沖縄県が2016年11~12月、家庭の経済状況が進路や生活に与える影響などを調べた「高校生調査」の中間報告が6日公表された。手取り年収などを世帯人数で調整した等価可処分所得が127万円に満たない「困窮世帯」の割合を29・3%と算出。15年度の県小中学生調査で明らかになった沖縄の子どもの貧困率は29・9%で全国の2倍近くに上ったが、高校生も同様に約3割が困窮状態で暮らす深刻な実態が浮かび上がった。

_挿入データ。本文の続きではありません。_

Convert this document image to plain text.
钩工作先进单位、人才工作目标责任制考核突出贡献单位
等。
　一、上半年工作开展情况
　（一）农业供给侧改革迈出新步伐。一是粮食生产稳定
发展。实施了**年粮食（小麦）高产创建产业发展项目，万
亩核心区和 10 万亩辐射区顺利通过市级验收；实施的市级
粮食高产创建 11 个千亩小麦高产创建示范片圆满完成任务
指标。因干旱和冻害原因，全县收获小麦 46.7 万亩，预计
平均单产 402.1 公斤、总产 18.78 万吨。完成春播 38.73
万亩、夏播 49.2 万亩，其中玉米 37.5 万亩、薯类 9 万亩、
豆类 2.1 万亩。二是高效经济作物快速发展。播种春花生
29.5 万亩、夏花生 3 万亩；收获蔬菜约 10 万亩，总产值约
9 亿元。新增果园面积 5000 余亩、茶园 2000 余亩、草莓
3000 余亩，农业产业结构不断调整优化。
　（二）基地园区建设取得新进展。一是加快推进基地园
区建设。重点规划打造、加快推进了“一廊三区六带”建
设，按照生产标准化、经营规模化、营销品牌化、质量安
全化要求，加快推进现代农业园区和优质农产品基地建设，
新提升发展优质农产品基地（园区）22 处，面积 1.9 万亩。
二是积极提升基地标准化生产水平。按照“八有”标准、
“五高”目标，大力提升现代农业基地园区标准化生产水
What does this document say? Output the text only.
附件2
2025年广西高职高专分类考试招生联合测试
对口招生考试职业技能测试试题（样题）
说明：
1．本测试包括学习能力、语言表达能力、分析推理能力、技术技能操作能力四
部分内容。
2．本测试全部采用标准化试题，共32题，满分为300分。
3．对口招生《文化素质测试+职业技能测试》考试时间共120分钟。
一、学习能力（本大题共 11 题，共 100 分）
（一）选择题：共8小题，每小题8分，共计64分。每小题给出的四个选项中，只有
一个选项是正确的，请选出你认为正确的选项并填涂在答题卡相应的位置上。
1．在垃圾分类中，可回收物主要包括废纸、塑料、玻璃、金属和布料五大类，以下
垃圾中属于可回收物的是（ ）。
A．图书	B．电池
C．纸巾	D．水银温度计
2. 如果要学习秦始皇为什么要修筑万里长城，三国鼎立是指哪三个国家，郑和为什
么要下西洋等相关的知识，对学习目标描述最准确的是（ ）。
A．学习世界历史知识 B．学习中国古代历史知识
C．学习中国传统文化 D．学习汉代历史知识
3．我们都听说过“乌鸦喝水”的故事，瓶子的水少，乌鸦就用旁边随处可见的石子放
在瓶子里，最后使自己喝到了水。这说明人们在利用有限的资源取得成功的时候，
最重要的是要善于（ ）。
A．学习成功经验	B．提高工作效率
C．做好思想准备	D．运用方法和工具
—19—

子どもの貧困問題について、沖縄県高校生調査中間報告をする記者会見=6日午後、那覇市泉崎・沖縄県庁

 県子ども生活福祉部と分析に関わった研究者らが6日、県庁で記者会見した。

 調査は県立高校2年生の半数とその保護者を対象に実施した。普段の家計状況では、保護者の32・9%が赤字で借金や貯金の取り崩しがあり、50・4%が「ぎりぎり」と回答。困窮層の18・6%が過去10年間に経済的理由による料金滞納で電気やガス、水道が止められた経験があった。非困窮層(4・8%)の4倍近くで、昨年度の小中学生調査と同様の数値だった。

 卒業後の進路を尋ねると「進学」と答えた生徒は非困窮層で78・9%だったのに対し、困窮層は66・1%と低い。また、困窮層の47・1%は高校入学後にアルバイトなどの就労経験があり、その使い道は「家計の足し」が33・7%を占めた。